Freitag, 31. Oktober 2014

Bad Things


Die Vergangenheit holt Dr. Frieda Klein ein, eine ehemalige Schulkameradin taucht in London auf und bittet Frieda sich um ihre knapp 16jährige Tochter Becky zu kümmern. Frieda will eigentlich nicht mit der Heimat zu tun haben, dennoch lässt sie sich breitschlagen, ein Gespräch mit Becky zu führen. Das junge Mädchen wird kurz darauf von ihrer Mutter zu Frieda gebracht. Mit ihrer unnachahmlichen Art schafft es Frieda, das Vertrauen Beckys zu gewinnen. Becky erzählt ihre entsetzliche Geschichte, die Junge Frau wurde vergewaltigt und ihre Mutter glaubt ihr nicht. Frieda fühlt ein Deja vu, denn genau das Selbe ist ihr widerfahren als sie in Beckys Alter war.

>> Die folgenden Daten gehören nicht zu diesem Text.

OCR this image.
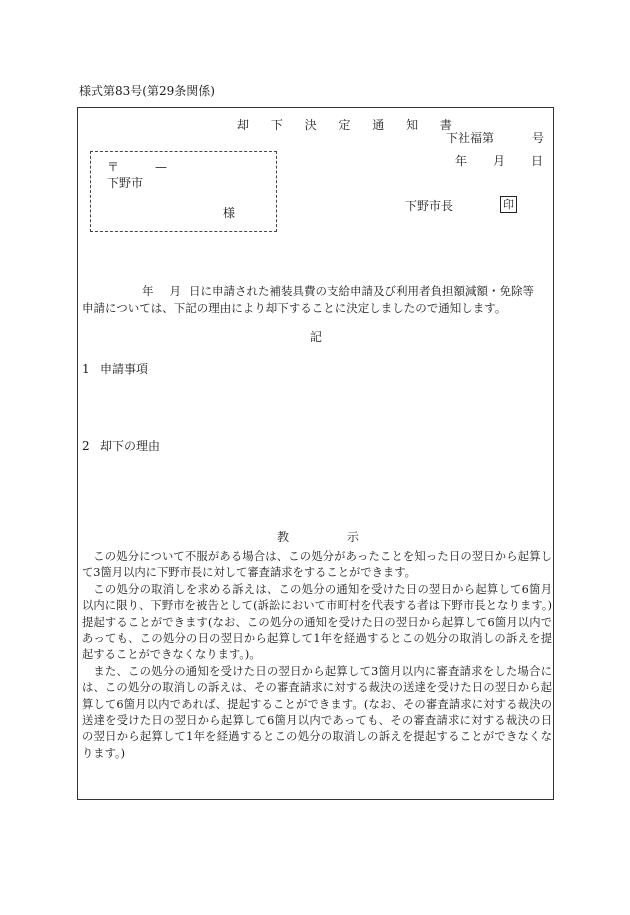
様式第83号(第29条関係)
却 下 決 定 通 知 書
下社福第	号
年 月 日
〒	—
下野市
様	下野市長	印
年 月 日に申請された補装具費の支給申請及び利用者負担額減額・免除等
申請については、下記の理由により却下することに決定しましたので通知します。
記
1 申請事項
2 却下の理由
教	示

この処分について不服がある場合は、この処分があったことを知った日の翌日から起算して3箇月以内に下野市長に対して審査請求をすることができます。

この処分の取消しを求める訴えは、この処分の通知を受けた日の翌日から起算して6箇月以内に限り、下野市を被告として(訴訟において市町村を代表する者は下野市長となります。)提起することができます(なお、この処分の通知を受けた日の翌日から起算して6箇月以内であっても、この処分の日の翌日から起算して1年を経過するとこの処分の取消しの訴えを提起することができなくなります。)。

また、この処分の通知を受けた日の翌日から起算して3箇月以内に審査請求をした場合には、この処分の取消しの訴えは、その審査請求に対する裁決の送達を受けた日の翌日から起算して6箇月以内であれば、提起することができます。(なお、その審査請求に対する裁決の送達を受けた日の翌日から起算して6箇月以内であっても、その審査請求に対する裁決の日の翌日から起算して1年を経過するとこの処分の取消しの訴えを提起することができなくなります。)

Zwar behandelt Frieda die junge Frau nicht selbst, doch sie empfindet die Notwendigkeit, ihre eigene Vergangenheit aufzuklären, denn der Täter könnte wieder zuschlagen.

Anschaulich wird Friedas Ringen um Becky, sich selbst und die Gespenster der Vergangenheit beschrieben. Die eigenartige Stimmung in dem kleinen Ort Braxton, aus dem sie stammt, teilt sich dem Leser intensiv mit. Frieda, die in ihrer Jugend wie eine Lichtgestalt erschienen sein muss, in deren Strahlen sich die anderen einfanden. Unerreichbar und doch mit Sehnsucht betrachtet, war Frieda ein Mittelpunkt, doch nicht wirklich beliebt, weil sie sich zu sehr von den anderen abhob. Und auch in der Gegenwart scheint es noch so zu sein. Man kann nur staunen wie Frieda auf andere wirkt, bei der seltsamen Familie, die die ihre war und ist und deren Mitglieder eher kalt und hart erscheinen, kaum kann man sie Familie nennen. Ganz im Gegensatz dazu stehen ihre Freunde in London, die ihr so viel Warmherzigkeit und Freundlichkeit entgegenbringen und ihre Verschrobenheiten gerne ertragen. 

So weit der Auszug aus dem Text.